We haven’t yet considered the noise floor of the listening environment, which is defined as the maximum amplitude of the unwanted background noise in the listening environment. The average home listening environment has a noise floor of around 50 dBSPL. With the dishwasher running and the air conditioner going, that noise floor could get up to 60 dBSPL. In a car (perhaps the most hostile listening environment) you could have a noise floor of 70 dBSPL or higher. Because of this high noise floor, car radio music doesn’t require more than about 25 dB of dynamic range. Does this imply that the recording bit depth should be dropped down to eight bits or even less for music intended to be listened to on the car radio? No, not at all.

Here’s the bottom line. You’ll almost always want to do your recordings in 16 bit sample sizes, and sometimes 24 bits or 32 bits are even better, even though there’s no listening environment on earth (other than maybe an anechoic chamber) that allows you the benefit of the dynamic range these bit depths provide. The reason for the large bit depths has to do with the processing you do on the audio before you put it into its final form. Unfortunately, you don’t always know how loud things will be when you capture them. If you guess low when setting your input level, you could easily get into a situation where most of the audio signal you care about is at the extreme quiet end of your available dynamic range, and fadeouts don’t work well because the signal too quickly fades below the noise floor. In most cases, a simple sound check and a bit of pre-amp tweaking can get you lined up to a place where 16 bits are more than enough.

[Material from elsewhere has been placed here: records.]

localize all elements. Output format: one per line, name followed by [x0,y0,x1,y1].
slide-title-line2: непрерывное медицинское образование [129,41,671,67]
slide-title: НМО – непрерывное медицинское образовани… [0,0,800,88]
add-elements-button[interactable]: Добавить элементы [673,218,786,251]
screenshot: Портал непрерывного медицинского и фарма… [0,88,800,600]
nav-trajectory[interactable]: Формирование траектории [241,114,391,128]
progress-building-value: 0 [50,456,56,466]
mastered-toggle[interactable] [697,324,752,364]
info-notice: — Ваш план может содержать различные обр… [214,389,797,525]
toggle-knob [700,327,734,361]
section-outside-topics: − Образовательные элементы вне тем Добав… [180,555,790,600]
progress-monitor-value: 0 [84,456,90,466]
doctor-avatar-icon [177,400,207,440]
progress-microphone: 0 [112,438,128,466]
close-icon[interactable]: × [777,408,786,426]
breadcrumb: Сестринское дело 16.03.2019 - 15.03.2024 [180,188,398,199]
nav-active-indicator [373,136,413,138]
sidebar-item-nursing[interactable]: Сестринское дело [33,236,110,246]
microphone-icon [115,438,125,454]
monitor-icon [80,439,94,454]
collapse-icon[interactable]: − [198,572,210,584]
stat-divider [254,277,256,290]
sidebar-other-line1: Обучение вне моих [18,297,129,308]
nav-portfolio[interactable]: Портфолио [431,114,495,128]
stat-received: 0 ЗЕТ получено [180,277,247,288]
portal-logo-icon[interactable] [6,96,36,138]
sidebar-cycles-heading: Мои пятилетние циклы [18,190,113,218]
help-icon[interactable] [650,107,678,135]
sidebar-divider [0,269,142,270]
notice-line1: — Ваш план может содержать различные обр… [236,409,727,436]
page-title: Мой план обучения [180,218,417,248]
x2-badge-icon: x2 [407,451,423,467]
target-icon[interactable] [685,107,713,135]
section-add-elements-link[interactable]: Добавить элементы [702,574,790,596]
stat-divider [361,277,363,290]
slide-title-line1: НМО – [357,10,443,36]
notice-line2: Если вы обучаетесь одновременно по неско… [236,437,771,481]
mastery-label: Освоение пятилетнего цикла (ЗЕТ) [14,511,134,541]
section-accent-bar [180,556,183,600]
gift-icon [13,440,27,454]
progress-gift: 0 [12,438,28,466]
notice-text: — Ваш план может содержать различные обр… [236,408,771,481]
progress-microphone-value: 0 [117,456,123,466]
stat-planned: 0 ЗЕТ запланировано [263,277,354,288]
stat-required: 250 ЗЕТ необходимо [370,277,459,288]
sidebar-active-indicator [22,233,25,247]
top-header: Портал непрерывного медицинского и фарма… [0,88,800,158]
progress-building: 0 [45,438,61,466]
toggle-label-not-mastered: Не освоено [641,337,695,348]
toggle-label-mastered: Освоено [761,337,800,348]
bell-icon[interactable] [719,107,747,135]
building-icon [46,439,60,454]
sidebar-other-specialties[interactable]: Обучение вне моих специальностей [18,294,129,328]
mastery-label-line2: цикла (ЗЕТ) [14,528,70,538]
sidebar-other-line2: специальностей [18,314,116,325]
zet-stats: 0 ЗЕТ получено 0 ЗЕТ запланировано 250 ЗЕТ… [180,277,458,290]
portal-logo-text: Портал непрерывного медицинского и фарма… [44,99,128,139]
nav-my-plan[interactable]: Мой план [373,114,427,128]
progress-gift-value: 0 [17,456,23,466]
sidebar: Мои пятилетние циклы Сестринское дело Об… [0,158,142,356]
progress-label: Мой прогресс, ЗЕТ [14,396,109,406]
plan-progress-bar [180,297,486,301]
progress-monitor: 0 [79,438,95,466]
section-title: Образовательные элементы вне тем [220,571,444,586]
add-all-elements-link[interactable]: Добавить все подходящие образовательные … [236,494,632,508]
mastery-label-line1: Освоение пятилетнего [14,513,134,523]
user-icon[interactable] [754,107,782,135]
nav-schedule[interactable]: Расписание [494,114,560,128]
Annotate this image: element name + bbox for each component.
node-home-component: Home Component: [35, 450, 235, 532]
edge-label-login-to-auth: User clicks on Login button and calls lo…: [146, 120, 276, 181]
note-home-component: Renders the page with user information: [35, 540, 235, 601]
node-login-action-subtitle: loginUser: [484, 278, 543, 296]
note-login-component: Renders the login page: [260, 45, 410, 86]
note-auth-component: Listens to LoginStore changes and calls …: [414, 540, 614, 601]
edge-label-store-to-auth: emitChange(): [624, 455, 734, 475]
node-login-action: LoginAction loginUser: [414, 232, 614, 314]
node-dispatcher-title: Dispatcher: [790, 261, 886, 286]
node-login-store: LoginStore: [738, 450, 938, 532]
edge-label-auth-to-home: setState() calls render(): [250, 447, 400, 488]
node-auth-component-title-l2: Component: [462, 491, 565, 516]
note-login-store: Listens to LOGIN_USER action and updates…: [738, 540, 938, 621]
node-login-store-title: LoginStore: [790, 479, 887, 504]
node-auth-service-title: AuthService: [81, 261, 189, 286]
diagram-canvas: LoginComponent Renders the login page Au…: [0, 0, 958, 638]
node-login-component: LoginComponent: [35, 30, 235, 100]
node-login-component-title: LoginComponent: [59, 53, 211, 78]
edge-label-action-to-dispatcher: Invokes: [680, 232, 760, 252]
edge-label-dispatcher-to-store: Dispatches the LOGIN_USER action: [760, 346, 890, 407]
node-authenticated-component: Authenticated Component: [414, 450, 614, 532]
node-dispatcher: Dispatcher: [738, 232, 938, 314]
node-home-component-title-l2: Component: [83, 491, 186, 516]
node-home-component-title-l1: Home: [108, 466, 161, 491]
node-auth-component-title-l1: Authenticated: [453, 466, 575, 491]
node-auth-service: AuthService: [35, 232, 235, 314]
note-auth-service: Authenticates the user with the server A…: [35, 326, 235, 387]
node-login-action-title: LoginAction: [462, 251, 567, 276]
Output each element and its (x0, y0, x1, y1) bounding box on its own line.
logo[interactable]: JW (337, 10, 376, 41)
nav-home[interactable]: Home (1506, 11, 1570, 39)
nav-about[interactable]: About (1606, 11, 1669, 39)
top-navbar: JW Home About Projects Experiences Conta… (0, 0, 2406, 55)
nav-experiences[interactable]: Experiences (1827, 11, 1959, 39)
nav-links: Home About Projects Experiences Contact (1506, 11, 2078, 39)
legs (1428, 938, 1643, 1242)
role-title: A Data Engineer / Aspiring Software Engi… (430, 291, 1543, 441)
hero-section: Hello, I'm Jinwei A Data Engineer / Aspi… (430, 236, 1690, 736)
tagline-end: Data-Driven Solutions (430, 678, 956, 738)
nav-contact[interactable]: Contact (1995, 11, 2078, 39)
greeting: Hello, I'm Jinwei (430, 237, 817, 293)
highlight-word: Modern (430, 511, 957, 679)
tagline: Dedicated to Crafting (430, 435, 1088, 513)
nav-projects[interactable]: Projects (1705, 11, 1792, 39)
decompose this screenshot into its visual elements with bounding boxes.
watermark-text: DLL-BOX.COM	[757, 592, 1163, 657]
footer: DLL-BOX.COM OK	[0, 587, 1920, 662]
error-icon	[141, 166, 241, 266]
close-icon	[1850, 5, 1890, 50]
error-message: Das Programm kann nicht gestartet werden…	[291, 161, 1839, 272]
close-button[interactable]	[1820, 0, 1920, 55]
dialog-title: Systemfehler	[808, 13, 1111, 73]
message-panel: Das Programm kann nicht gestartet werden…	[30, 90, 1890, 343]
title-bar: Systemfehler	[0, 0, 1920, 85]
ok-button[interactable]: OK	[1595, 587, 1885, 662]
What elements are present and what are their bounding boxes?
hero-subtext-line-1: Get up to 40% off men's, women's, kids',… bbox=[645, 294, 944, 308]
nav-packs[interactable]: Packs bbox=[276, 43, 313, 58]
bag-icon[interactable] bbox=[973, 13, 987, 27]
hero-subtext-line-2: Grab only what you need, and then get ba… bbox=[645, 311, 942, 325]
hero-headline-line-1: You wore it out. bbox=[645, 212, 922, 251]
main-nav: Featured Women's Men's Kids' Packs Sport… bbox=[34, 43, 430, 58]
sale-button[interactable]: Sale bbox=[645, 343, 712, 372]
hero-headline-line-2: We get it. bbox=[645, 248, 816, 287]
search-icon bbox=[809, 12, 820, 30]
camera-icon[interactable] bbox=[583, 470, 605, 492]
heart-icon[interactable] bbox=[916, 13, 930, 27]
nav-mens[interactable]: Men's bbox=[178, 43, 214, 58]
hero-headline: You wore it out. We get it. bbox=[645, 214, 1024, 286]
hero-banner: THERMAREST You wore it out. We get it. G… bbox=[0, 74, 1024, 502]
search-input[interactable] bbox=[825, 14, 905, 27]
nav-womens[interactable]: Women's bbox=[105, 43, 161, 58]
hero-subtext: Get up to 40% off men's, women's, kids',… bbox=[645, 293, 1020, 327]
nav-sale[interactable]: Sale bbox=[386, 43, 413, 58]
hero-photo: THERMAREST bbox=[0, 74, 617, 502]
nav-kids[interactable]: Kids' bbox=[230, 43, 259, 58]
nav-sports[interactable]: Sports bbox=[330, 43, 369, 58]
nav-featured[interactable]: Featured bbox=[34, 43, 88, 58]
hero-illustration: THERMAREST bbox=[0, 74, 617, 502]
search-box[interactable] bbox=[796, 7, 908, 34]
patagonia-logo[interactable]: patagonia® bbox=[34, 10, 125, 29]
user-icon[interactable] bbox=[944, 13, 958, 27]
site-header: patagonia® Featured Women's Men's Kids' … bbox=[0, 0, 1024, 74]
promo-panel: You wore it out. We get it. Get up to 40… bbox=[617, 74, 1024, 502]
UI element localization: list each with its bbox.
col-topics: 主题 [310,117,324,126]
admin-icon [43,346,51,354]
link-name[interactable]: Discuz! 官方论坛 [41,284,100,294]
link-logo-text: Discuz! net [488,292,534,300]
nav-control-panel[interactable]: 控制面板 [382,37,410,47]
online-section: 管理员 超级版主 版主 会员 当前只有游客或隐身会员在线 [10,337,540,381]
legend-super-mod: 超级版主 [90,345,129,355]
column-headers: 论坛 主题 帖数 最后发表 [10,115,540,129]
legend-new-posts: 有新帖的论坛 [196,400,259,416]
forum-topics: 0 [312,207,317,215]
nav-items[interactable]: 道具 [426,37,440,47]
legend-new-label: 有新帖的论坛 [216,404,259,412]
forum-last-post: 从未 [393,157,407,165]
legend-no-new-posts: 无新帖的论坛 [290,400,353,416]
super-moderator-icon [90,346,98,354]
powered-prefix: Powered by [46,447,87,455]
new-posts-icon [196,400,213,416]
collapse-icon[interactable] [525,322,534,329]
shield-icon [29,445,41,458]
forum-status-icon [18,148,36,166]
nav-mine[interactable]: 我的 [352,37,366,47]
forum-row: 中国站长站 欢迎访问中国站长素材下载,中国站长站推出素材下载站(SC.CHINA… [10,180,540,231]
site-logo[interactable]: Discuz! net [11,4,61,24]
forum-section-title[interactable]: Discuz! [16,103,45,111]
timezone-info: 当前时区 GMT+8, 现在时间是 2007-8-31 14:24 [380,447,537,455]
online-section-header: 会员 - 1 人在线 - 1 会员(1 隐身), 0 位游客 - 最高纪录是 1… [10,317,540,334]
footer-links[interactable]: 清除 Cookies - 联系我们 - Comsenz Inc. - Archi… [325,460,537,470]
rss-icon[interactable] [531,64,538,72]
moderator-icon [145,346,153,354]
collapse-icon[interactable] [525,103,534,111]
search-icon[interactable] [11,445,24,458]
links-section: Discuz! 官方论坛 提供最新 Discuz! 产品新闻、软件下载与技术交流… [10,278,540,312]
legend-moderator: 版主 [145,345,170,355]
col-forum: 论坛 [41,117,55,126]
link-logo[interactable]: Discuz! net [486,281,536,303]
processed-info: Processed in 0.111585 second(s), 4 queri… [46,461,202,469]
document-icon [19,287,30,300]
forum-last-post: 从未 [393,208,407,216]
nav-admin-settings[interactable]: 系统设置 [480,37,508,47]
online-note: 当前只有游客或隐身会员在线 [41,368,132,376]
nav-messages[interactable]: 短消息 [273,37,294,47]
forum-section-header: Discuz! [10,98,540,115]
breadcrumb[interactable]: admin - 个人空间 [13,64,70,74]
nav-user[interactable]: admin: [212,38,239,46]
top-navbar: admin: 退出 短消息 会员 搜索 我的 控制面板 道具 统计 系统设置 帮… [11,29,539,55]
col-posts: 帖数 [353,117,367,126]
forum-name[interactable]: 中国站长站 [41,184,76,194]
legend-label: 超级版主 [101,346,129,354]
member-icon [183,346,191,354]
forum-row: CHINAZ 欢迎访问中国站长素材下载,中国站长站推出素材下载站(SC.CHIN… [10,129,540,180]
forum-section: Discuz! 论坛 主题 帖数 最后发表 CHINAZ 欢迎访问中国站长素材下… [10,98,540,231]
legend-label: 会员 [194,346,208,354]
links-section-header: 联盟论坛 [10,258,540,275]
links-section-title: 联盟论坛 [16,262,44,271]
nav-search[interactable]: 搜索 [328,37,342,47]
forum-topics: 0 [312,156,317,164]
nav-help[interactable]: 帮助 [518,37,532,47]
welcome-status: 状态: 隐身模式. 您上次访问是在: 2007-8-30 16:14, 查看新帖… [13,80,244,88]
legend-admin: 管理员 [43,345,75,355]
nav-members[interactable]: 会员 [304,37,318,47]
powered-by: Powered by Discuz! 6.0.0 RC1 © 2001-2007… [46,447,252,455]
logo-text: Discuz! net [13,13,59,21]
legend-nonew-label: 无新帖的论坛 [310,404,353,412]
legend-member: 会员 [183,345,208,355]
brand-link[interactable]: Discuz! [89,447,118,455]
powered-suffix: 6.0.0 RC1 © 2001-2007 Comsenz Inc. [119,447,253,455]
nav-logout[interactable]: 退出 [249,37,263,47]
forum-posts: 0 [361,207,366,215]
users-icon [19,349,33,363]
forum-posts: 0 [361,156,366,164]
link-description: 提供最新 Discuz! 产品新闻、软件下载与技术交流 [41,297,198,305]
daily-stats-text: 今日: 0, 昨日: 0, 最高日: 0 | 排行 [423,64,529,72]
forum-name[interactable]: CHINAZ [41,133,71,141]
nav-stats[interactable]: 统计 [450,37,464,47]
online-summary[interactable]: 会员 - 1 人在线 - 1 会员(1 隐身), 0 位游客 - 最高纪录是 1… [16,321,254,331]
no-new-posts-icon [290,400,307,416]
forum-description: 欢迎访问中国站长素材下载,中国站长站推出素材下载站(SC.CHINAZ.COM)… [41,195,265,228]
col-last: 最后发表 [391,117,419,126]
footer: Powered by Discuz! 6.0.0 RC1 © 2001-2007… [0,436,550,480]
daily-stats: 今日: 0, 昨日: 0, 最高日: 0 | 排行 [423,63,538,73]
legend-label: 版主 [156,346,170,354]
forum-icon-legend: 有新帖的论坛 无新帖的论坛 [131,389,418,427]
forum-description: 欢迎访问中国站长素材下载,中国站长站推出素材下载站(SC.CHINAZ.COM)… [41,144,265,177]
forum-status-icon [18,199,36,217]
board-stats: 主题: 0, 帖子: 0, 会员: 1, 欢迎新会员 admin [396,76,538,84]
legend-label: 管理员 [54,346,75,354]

But if you don’t have the time, if you’ll be doing lots of layering and audio processing, or if you just can’t be bothered to figure things out ahead of time, you’ll probably want to use 24 bits. Just keep in mind that the higher the bit depth, the larger the audio files are on your computer.

An issue we’re not considering in this section is applying dynamic range compression as one of the final steps in audio processing. We mentioned that the dynamic range of car radio music’s listening environment is about 25 dB. If you play music that covers a wider dynamic range than 25 dB on a car radio, a lot of the soft parts are going to be drowned out by the noise caused by tire vibrations, air currents, etc. Turning up the volume on the radio isn’t a good solution, because it’s likely that you’ll have to make the loud parts uncomfortably loud in order to hear the quiet parts. In fact, the dynamic range of music prepared for radio play is often compressed after it has been recorded, as one of the last steps in processing. It might also be further compressed by the radio broadcaster. The dynamic range of sound produced for theatre can be handled in the same way, its dynamic range compressed as appropriate for the dynamic range of the theatre listening environment. Dynamic range compression is covered in Chapter 7.